DATE: Thursday, June 27, 1996                TAG: 9606270037
SECTION: EDITORIAL                PAGE: A-14 EDITION: METRO 


THE RIGHT RULING ON VMI

AFTER MORE than five years and millions of dollars spent, the VMI question has been settled predictably - and rightly.

If Virginia Military Institute wishes to remain a state institution, its males-only admissions policy must be jettisoned. The U.S. Supreme Court says so.

Ironically, proponents of the males-only policy lost in part because they made an effective case for themselves. In arguing for the value of the unique kind of education that VMI provides, they pointed up the unconstitutionality of the state's providing it only for men.

Virginia, lower courts had ruled, must offer an equivalent opportunity for women. The Virginia Women's Institute for Leadership - smaller, newer, less rigorous in many respects, not an institution itself but rather a state-aided part of private Mary Baldwin College - is not an adequate equal-opportunity answer, the high court said Wednesday.

The court's 7-1 vote was strikingly decisive, spanning the ideological rifts that often divide the justices. Only Antonin Scalia dissented, and his lament that the decision "shuts down an institution that has served ... Virginia with pride and distinction" is unpersuasive hyperbole.

VMI is not about to shut down. It does, however, face potentially tough choices.

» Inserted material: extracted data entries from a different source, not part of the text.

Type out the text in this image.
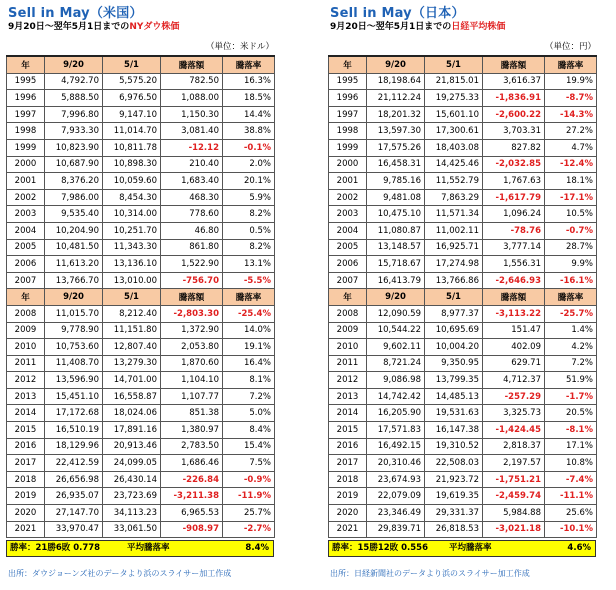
Sell in May（米国）
9月20日～翌年5月1日までのNYダウ株価
（単位：米ドル）
年	9/20	5/1	騰落額	騰落率
1995	4,792.70	5,575.20	782.50	16.3%
1996	5,888.50	6,976.50	1,088.00	18.5%
1997	7,996.80	9,147.10	1,150.30	14.4%
1998	7,933.30	11,014.70	3,081.40	38.8%
1999	10,823.90	10,811.78	-12.12	-0.1%
2000	10,687.90	10,898.30	210.40	2.0%
2001	8,376.20	10,059.60	1,683.40	20.1%
2002	7,986.00	8,454.30	468.30	5.9%
2003	9,535.40	10,314.00	778.60	8.2%
2004	10,204.90	10,251.70	46.80	0.5%
2005	10,481.50	11,343.30	861.80	8.2%
2006	11,613.20	13,136.10	1,522.90	13.1%
2007	13,766.70	13,010.00	-756.70	-5.5%
年	9/20	5/1	騰落額	騰落率
2008	11,015.70	8,212.40	-2,803.30	-25.4%
2009	9,778.90	11,151.80	1,372.90	14.0%
2010	10,753.60	12,807.40	2,053.80	19.1%
2011	11,408.70	13,279.30	1,870.60	16.4%
2012	13,596.90	14,701.00	1,104.10	8.1%
2013	15,451.10	16,558.87	1,107.77	7.2%
2014	17,172.68	18,024.06	851.38	5.0%
2015	16,510.19	17,891.16	1,380.97	8.4%
2016	18,129.96	20,913.46	2,783.50	15.4%
2017	22,412.59	24,099.05	1,686.46	7.5%
2018	26,656.98	26,430.14	-226.84	-0.9%
2019	26,935.07	23,723.69	-3,211.38	-11.9%
2020	27,147.70	34,113.23	6,965.53	25.7%
2021	33,970.47	33,061.50	-908.97	-2.7%
勝率：21勝6敗 0.778	平均騰落率	8.4%
出所：ダウジョーンズ社のデータより浜のスライサー加工作成
Sell in May（日本）
9月20日～翌年5月1日までの日経平均株価
（単位：円）
年	9/20	5/1	騰落額	騰落率
1995	18,198.64	21,815.01	3,616.37	19.9%
1996	21,112.24	19,275.33	-1,836.91	-8.7%
1997	18,201.32	15,601.10	-2,600.22	-14.3%
1998	13,597.30	17,300.61	3,703.31	27.2%
1999	17,575.26	18,403.08	827.82	4.7%
2000	16,458.31	14,425.46	-2,032.85	-12.4%
2001	9,785.16	11,552.79	1,767.63	18.1%
2002	9,481.08	7,863.29	-1,617.79	-17.1%
2003	10,475.10	11,571.34	1,096.24	10.5%
2004	11,080.87	11,002.11	-78.76	-0.7%
2005	13,148.57	16,925.71	3,777.14	28.7%
2006	15,718.67	17,274.98	1,556.31	9.9%
2007	16,413.79	13,766.86	-2,646.93	-16.1%
年	9/20	5/1	騰落額	騰落率
2008	12,090.59	8,977.37	-3,113.22	-25.7%
2009	10,544.22	10,695.69	151.47	1.4%
2010	9,602.11	10,004.20	402.09	4.2%
2011	8,721.24	9,350.95	629.71	7.2%
2012	9,086.98	13,799.35	4,712.37	51.9%
2013	14,742.42	14,485.13	-257.29	-1.7%
2014	16,205.90	19,531.63	3,325.73	20.5%
2015	17,571.83	16,147.38	-1,424.45	-8.1%
2016	16,492.15	19,310.52	2,818.37	17.1%
2017	20,310.46	22,508.03	2,197.57	10.8%
2018	23,674.93	21,923.72	-1,751.21	-7.4%
2019	22,079.09	19,619.35	-2,459.74	-11.1%
2020	23,346.49	29,331.37	5,984.88	25.6%
2021	29,839.71	26,818.53	-3,021.18	-10.1%
勝率：15勝12敗 0.556 平均騰落率	4.6%
出所：日経新聞社のデータより浜のスライサー加工作成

The educational issue has never been whether admitting women would change VMI. Of course it would. The issue has been whether the change would be for good or for ill, and how much so.

The legal question has been resolved now with a ruling that seemed, to many, a foregone conclusion. But the answers to the educational questions are less clear.

We have enough confidence in the intelligence and pride of VMI administrators, alumni and students to discount the worst-case possibility: a policy of coeducation so grudgingly applied as to amount to a 1990s version of the massive resistance to racial integration that besmirched Virginia in the 1950s. Times have changed. The nation's military academies, for example, all admit women. If VMI is to admit them, its acceptance of coeducation will be genuine.

But there is another possibility: staying all-male by going private. Though ruling against VMI's males-only policy, the court declined to make sex-based distinctions subject to the same strict scrutiny by which racial distinctions are examined. The justices' appropriate reluctance bolsters the legal viability of private single-sex schools.

VMI, moreover, is in an unusual position for a public college or university: Its private endowment and record of alumni support are strong enough to keep the idea of going private at least within the realm of plausibility.

Even for VMI, though, it wouldn't be easy. Private funds not only would have to pick up the operating support now provided by state tax funds. A private VMI also would need to purchase the campus from the state - assuming the absence of any other legally defensible arms-length arrangement for retaining use of it.

Whatever the military institute's ultimate fate, it won't be the VMI community's alone to resolve. The school's abiding pride and tradition surely will play a role, as they have through much of Virginia's history. But as a state institution, VMI is owned by the people of Virginia. That, after all, is why the court was bound to reject VMI's refusal to admit women.